Abstract:
Introduction and Objective: Radiation therapy plays a central role in cancer management; however, its success is often limited by tumour radio resistance and the risk of late treatment-related toxicities, even with advanced technologies and across various forms of radiation and ion therapy. Understanding the genomic alterations induced by radiation and their impact on tumour evolution is crucial for optimizing therapeutic strategies and predicting patient outcomes for personalized treatments. These abstract outlines a framework for the clinical interpretation of whole genomic sequencing (WGS) data of pre radiation treatments and to be obtained from tumours of post-radiation treatment, with the primary objective of elucidating the effects of radiation on the tumour genome.
Materials and Methods: We have done more than 240 patients WGS data including 40 cancer patients. Analysis done on Pre and post Radiation samples to identify diverse genomic changes, including single nucleotide variants (SNVs), small insertions/deletions (indels), copy number variations (CNVs), and structural variants (SVs), as well as their intronic and intergenic variants within the tumour. Radiation dose distribution, imaging biomarkers, and clinical follow-up data were studied which can be integrated using bioinformatics and radio genomic modeling. The findings were interpreted in a clinical context to explore their potential to refine treatment planning and predict radiation sensitivity or resistance.
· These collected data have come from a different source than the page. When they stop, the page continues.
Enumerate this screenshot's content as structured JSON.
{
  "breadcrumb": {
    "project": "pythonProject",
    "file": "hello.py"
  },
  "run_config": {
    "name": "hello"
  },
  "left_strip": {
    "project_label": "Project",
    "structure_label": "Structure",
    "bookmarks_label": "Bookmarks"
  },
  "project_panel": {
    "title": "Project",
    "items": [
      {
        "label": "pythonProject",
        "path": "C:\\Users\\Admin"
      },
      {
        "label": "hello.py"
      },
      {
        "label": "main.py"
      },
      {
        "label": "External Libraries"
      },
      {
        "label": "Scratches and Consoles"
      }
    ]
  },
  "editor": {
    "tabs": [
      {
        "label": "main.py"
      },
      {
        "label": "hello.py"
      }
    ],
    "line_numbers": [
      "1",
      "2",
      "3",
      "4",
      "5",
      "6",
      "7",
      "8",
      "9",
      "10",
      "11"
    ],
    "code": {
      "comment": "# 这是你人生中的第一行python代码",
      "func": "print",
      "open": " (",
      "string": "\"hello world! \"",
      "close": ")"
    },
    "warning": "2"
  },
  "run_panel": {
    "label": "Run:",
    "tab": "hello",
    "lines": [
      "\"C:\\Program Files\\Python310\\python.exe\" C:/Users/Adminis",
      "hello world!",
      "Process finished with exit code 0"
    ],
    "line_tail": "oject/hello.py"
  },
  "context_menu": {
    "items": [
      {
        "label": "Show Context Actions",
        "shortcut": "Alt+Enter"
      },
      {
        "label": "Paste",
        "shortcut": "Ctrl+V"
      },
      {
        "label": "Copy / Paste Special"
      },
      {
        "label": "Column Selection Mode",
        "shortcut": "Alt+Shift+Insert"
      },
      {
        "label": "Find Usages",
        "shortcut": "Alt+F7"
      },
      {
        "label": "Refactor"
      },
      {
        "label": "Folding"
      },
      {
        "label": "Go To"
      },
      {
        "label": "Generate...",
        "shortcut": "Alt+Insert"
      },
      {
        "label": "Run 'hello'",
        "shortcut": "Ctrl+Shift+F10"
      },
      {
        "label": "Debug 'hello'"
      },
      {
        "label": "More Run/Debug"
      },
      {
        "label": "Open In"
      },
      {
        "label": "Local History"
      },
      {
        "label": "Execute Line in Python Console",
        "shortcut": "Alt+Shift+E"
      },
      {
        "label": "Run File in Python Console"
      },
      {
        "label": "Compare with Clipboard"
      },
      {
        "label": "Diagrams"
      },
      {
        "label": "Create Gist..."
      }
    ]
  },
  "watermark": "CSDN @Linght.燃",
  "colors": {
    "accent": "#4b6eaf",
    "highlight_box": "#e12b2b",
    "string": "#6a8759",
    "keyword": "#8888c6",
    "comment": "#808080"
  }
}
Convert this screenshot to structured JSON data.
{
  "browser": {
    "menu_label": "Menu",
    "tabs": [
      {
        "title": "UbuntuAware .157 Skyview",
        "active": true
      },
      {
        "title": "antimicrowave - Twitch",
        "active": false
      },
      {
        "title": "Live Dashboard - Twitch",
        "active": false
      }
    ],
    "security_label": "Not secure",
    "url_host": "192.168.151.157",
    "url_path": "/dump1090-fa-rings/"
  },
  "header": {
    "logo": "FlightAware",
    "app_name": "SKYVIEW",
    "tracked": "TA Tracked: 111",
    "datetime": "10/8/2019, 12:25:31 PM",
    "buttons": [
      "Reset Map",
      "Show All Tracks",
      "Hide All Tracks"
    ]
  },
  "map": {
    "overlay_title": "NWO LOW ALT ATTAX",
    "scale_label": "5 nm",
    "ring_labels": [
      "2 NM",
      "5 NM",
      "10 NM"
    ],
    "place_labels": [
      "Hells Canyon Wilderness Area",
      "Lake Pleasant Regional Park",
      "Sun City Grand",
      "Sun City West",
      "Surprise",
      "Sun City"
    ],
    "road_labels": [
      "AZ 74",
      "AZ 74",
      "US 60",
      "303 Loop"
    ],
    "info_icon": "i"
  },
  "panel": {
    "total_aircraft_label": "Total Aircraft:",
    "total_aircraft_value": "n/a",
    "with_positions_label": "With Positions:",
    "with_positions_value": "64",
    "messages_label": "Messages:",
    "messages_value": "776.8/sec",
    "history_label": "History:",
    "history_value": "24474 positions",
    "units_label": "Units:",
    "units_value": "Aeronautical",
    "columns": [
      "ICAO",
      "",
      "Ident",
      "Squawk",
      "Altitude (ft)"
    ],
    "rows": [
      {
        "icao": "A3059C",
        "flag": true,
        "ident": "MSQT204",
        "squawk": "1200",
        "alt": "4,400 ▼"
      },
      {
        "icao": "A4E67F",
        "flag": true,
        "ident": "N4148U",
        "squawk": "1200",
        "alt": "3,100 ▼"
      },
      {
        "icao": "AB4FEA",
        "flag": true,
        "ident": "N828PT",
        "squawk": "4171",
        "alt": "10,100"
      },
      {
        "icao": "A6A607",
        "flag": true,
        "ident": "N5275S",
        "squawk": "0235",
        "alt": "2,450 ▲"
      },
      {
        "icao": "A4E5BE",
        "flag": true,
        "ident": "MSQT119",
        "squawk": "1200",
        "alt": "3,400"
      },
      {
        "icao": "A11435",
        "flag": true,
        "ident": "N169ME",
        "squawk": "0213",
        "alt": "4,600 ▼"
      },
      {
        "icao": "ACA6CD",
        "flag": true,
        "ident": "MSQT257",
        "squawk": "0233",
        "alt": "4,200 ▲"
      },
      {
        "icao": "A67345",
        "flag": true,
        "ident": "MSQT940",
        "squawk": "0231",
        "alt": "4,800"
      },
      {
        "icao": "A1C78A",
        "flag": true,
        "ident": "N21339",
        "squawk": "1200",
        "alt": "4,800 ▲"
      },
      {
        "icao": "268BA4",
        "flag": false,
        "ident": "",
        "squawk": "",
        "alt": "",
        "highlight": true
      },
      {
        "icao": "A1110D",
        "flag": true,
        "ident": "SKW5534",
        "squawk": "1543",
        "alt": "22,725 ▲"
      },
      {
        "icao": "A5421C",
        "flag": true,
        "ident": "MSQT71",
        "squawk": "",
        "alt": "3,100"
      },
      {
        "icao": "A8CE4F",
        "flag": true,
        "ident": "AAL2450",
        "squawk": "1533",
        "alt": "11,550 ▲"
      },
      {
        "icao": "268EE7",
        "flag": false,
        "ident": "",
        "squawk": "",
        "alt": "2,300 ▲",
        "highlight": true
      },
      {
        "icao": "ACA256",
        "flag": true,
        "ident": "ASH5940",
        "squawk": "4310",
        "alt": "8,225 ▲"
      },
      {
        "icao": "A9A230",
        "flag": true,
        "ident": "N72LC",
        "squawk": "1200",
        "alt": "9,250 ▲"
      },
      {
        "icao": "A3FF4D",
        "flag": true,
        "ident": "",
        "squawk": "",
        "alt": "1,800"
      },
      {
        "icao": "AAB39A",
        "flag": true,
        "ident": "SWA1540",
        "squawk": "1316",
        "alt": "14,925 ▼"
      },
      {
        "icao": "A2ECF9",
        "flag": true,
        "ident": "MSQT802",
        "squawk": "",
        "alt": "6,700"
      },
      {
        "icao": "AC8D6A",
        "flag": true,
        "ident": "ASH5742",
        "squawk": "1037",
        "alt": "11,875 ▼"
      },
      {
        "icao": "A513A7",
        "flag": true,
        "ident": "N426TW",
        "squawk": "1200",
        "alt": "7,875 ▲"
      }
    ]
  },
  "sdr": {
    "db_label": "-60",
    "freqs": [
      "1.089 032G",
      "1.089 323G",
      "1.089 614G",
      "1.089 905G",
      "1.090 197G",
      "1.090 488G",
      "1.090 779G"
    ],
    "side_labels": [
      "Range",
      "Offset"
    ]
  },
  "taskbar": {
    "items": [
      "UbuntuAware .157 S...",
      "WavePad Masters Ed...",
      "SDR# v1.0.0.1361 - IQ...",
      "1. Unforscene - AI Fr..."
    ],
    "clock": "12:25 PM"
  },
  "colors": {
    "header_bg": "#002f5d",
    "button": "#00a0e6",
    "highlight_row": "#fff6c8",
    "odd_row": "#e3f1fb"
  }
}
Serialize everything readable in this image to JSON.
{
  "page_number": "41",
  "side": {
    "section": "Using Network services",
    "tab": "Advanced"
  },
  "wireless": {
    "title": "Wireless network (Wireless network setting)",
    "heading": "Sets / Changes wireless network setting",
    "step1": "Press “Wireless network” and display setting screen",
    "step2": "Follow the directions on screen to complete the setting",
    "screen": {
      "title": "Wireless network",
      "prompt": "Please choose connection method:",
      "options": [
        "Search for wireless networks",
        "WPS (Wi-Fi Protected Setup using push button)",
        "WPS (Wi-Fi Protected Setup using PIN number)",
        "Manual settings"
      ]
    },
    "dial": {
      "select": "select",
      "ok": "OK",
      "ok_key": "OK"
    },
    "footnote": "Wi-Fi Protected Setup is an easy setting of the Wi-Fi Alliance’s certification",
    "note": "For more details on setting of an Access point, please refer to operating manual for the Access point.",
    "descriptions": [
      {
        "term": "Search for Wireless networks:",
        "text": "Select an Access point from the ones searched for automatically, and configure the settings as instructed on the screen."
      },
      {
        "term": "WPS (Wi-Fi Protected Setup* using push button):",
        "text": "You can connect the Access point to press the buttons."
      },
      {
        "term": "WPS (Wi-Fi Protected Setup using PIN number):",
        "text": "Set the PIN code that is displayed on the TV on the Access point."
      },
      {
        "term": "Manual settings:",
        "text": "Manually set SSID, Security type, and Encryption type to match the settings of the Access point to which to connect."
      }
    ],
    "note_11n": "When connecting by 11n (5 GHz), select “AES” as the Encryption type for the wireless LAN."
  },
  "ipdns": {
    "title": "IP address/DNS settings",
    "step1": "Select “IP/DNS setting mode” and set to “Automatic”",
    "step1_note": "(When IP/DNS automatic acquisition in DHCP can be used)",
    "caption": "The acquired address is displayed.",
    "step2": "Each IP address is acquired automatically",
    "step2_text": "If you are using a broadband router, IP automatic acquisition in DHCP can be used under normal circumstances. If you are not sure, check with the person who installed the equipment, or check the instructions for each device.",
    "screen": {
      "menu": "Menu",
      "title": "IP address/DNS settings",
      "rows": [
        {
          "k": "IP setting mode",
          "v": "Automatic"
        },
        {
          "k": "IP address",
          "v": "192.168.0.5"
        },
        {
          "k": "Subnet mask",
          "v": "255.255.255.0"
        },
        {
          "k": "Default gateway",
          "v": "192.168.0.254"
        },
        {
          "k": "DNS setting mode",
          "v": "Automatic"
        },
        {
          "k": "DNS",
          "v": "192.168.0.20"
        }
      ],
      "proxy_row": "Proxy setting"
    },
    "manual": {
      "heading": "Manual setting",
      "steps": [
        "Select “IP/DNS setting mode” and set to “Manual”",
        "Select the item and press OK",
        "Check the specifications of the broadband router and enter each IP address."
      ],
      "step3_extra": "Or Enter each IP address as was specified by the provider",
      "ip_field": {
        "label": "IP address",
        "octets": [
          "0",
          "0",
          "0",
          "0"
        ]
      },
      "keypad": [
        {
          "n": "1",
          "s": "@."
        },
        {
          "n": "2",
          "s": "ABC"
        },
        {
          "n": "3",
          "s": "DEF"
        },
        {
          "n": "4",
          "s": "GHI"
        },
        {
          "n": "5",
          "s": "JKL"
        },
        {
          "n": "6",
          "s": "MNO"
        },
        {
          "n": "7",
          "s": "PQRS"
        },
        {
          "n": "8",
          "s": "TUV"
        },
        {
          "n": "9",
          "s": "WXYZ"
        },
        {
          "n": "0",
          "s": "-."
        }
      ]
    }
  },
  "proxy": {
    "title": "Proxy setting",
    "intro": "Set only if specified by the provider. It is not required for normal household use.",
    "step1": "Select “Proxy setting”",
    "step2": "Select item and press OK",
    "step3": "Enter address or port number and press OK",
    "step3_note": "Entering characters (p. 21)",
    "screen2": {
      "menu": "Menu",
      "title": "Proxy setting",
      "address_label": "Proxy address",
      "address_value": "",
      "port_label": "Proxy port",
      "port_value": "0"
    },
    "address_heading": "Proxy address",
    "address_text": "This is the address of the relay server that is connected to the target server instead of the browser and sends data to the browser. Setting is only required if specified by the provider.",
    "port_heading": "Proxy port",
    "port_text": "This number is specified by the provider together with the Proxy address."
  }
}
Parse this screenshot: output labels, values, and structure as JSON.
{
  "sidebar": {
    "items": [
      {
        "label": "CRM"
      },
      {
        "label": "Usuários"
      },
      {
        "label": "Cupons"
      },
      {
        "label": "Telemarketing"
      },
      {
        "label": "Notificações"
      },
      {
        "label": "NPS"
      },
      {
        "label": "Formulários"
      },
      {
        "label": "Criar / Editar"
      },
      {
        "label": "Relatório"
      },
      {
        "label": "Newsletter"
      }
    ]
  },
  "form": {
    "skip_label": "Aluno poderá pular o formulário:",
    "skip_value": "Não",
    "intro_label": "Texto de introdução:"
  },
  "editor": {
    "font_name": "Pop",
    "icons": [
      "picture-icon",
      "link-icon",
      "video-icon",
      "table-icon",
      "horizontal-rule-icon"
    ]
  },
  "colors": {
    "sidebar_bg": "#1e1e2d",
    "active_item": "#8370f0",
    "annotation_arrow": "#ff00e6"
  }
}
Results and Discussions: Genetic variants, its types and evidence were observed. Single nucleotide variation, small indels, slice variants structural variants intronic and intergenic variants were studied. Distinct genomic patterns were observed among responders and non-responders. Mutations in DNA damage response genes (e.g., ATM, BRCA1/2, TP53) and specific mutational signatures can be correlated with higher radiosensitivity and favourable tumour control. Our WGS germ line testing report identified heterozygous variants, 57 clinically actionable pharmacogenomic variants, and location of heterozygous variants which is associated with adverse drug reactions etc. Some studies already proved that Integration of WGS data into treatment planning enables identification of patient subgroups who might benefit from dose escalation, dose de-escalation, or targeted radiosensitizers. This may lead to early clinical validation which can improve treatment outcomes compared to conventional clinical-radiological parameters alone. Clinical Interpretation of WGS was done which is the goal of this study.
Conclusion: Whole genome sequencing provides valuable insights into the molecular determinants which is useful to study radiation response and toxicity. Genome-guided radiation therapy holds promise for tailoring treatment intensity, improving tumour control, and minimizing normal tissue damage. Translating these genomic findings into clinical decision support systems could advance precision radiation oncology and enable truly personalized cancer care.